Huffington Post is providing an excellent live-blogging round up as new discoveries are made from the Fed's data release. Here are some of the more interesting insights:

Mutual
funds, hedge funds and bond funds borrowed more than $71 billion from
the Fed's Term Asset-Backed Securities Loan Facility, the WSJ reported.
This includes $7.1 billion borrowed by the massive bond fund PIMCO, run
by veteran investor Bill Gross. Gross's involvement in the details of
the bailout, which included a campaign for public-private partnerships to unwind toxic assets, raised more than few eyebrows from critics.

 

***

 

Two
European Megabanks Got A Windfall From The Fed ... Two European
megabanks -- Deutsche Bank and Credit Suisse -- were the largest
beneficiaries of the Fed's purchase of mortgage-backed securities.

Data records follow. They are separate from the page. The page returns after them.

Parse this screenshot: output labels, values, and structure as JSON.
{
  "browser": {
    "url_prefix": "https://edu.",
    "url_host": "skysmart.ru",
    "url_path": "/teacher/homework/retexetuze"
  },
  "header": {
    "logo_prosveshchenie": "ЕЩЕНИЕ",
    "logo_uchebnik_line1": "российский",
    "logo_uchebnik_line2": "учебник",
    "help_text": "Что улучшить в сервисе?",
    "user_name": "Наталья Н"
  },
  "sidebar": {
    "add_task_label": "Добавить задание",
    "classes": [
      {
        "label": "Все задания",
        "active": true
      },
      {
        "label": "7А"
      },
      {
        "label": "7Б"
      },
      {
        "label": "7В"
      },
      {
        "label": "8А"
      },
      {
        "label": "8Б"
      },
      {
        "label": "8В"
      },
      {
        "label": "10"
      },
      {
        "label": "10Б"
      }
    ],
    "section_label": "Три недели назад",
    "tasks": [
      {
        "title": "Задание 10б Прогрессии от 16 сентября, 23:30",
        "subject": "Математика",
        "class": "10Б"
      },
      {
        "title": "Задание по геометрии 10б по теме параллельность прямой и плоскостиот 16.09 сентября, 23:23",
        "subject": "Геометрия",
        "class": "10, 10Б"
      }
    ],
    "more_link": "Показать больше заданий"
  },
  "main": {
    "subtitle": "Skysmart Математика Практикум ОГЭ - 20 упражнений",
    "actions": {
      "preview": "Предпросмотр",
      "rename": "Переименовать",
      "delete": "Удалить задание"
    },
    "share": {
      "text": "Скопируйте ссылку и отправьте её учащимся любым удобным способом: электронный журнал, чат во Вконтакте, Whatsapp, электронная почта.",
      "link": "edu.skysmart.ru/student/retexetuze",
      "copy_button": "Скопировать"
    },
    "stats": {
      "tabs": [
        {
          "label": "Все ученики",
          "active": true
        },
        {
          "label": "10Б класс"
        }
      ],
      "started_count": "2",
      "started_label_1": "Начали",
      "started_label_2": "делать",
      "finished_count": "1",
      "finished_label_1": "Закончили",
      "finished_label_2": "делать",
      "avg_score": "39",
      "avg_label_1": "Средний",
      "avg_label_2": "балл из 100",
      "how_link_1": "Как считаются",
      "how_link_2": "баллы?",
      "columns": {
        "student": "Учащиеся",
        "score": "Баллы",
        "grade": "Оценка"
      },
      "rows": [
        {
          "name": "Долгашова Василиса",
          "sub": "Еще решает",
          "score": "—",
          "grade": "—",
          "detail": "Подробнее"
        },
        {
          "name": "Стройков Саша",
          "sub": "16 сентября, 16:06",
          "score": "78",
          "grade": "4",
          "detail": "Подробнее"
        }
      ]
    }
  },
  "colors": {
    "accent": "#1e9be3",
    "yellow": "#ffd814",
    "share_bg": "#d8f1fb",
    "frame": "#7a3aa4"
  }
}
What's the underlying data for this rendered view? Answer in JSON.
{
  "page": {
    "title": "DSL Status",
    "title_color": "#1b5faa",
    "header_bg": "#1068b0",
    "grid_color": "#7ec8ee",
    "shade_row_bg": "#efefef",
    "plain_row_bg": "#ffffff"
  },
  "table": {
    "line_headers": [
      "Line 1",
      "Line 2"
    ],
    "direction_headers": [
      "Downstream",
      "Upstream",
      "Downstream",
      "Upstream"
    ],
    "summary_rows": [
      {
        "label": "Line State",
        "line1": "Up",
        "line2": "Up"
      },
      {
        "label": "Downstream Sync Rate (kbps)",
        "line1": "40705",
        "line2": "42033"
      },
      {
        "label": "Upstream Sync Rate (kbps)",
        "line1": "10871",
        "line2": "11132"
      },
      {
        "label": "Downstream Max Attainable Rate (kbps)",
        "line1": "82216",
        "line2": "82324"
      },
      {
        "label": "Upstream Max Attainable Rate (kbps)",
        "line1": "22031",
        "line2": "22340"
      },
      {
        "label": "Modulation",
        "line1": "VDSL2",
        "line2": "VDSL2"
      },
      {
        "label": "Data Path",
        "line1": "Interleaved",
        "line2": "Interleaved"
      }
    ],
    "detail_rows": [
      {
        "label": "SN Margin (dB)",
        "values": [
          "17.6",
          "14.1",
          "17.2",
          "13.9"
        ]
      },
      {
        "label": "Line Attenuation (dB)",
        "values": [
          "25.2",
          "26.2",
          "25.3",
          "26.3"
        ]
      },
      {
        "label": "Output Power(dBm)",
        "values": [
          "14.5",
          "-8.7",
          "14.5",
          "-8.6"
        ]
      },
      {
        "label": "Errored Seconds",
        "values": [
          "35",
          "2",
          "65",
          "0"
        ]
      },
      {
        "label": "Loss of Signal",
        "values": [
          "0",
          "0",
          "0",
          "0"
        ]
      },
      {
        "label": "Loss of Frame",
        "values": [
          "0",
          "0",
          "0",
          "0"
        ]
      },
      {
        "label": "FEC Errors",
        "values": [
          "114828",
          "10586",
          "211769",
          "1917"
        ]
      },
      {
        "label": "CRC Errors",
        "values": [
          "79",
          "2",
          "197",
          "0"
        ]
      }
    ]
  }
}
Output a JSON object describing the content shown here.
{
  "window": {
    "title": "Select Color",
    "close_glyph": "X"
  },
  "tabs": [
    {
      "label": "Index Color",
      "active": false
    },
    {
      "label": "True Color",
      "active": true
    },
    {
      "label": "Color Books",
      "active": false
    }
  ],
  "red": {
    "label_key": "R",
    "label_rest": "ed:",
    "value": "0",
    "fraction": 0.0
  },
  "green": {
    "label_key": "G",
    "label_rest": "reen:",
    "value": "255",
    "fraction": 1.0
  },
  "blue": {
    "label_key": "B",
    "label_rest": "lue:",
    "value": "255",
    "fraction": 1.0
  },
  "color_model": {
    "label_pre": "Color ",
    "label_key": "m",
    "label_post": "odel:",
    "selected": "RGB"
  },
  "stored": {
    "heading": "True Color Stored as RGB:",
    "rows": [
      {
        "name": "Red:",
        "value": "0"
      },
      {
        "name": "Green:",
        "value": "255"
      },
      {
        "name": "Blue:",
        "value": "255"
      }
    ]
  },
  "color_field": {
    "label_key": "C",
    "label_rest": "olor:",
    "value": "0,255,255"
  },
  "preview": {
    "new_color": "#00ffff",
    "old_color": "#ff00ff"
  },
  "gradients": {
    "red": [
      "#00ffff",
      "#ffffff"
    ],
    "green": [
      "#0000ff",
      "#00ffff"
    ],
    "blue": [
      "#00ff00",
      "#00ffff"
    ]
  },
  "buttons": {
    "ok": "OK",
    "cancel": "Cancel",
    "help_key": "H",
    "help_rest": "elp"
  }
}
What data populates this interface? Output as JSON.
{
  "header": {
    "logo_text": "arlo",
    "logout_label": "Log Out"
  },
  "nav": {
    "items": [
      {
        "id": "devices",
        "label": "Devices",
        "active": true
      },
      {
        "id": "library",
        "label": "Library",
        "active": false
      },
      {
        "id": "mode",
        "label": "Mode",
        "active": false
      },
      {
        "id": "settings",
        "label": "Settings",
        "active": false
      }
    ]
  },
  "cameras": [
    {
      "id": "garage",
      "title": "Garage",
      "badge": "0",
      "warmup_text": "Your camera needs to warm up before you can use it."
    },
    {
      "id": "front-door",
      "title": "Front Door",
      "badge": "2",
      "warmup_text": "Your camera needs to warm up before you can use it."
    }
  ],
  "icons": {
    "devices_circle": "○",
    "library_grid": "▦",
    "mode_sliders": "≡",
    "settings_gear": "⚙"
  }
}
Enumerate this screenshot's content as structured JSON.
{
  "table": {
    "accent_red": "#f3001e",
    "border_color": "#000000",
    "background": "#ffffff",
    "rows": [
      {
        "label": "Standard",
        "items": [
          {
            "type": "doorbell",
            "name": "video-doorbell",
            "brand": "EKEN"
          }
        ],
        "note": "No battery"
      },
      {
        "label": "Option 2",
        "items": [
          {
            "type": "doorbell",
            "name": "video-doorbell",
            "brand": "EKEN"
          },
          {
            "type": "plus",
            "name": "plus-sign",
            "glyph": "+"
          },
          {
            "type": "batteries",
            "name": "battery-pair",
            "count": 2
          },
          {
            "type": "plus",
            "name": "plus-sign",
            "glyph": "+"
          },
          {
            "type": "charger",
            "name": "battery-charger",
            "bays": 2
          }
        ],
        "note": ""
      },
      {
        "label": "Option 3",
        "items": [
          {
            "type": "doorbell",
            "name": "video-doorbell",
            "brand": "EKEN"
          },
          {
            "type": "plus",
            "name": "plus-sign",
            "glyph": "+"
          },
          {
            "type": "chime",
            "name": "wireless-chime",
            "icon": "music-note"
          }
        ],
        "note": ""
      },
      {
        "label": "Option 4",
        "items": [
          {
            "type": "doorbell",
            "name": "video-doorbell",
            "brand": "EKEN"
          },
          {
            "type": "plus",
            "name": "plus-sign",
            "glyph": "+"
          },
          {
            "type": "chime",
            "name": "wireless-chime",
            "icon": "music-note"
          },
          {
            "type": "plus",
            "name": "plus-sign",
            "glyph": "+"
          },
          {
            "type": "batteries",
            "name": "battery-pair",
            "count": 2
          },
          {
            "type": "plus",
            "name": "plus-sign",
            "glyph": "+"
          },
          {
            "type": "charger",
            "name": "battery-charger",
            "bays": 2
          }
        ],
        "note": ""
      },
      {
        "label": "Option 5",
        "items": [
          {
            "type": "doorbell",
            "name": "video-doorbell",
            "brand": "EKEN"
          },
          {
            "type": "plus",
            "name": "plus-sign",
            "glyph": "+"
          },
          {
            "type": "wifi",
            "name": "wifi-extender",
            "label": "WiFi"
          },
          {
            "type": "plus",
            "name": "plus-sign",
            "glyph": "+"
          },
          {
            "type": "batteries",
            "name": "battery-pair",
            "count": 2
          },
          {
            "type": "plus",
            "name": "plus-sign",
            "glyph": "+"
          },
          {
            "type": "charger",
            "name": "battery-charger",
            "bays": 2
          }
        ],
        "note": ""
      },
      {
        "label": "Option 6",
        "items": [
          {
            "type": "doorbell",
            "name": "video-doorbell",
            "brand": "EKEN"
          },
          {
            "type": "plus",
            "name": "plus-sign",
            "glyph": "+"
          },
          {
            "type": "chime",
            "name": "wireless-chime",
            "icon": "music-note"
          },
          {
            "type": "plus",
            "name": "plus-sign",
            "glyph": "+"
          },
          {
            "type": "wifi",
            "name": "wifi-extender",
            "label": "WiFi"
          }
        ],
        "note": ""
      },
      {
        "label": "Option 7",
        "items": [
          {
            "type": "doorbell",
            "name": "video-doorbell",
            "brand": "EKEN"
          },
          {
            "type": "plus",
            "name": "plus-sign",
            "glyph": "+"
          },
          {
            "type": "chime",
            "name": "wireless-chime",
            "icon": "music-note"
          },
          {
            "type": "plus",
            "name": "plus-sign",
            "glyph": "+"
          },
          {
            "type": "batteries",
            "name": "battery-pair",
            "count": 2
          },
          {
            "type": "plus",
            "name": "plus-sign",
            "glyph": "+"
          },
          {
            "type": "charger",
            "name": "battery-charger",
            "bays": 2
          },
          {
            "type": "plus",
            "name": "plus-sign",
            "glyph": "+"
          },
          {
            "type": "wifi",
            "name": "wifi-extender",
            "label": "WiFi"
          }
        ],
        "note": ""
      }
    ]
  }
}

The
Fed's dollars also flowed to major American companies that are not
financial players, including McDonald's and Harley-Davidson, through
unsecured short-term loans.

 

***

 

Wall Street firms teetering
on the verge of collapse pledged more than $1.3 trillion in junk-rated
securities to the Federal Reserve for cheap overnight loans....

The
fact that Wall Street was able to pledge junk to the Fed in exchange
for cheap financing is likely to enrage lawmakers who view the Bush and
Obama-era crisis programs as largely benefiting Wall Street while
"Main Street" has been left behind.

Adding insult to the perceived
slight, banks have ramped up their requirements for new loans to
borrowers, making it ever more difficult for cash-strapped households
and businesses to take out new commitments.

Zero Hedge reports
that California pension giant Calpers was the largest user of the TALF
program, and that hedge funds and foreign central banks were also big
users of the Fed's emergency programs:

  • Looking at the TALF data, we see that the biggest borrower by subscription is Calpers, with a total of about $5.4 billion
  • More
    curiously, now disgraced and embroiled in an insider trading scandal
    hedge fund FrontPoint seems to have been a very active borrower on the
    TALF facility, having received $4.136 billion on subscription, the bulk
    of it going to a FrontPoint Michigan Strategic Partnership Investment
    entity, which has borrowed $2.6 billion
  • Foreign central bank borrowings
    • ECB [European Central Bank] - 271 borrowings for gross rolling total of just over $8 trillion.
  • SNB [Swiss National Bank] - 114 borrowings, for a gross rolling total of $465 billion
  • BOE [Bank of England] - 81 borrowings for a gross rolling total of $918 billion

 

Huffington Post also reports that many of these banks borrowed at ridiculously low interest rates.

Karl Denninger argues that
the fact that the Fed took stock in two of AIG's largest foreign
insurance subsidiaries violates Section 14 of the Federal Reserve Act,
which prohibits the Fed from taking an equity interest in a company
irrespective of the means or terms.

While Bank of America and Wells Fargo were the biggest TAF recipients, AP reports that - when total government loans and aid are added up - other American banks borrowed much more:

New
documents show that the most loan and other aid for U.S. institutions
over time went to Citigroup ($2.2 trillion), followed by Merrill
Lynch ($2.1 trillion), Morgan Stanley ($2 trillion), Bear Stearns
($960 billion), Bank of America ($887 billion), Goldman Sachs ($615
billion), JPMorgan Chase ($178 billion) and Wells Fargo ($154 billion).

However,
it may be too early to call the horse race in terms of totals and
rankings for emergency loans and aid to the banks. Because of the way
that the Fed presented the data, there is a possibility of
double-counting across different program categories, or failing to take
into account that loans were repaid and then new loans taken out. So
it may take a couple of days for a definitive analysis.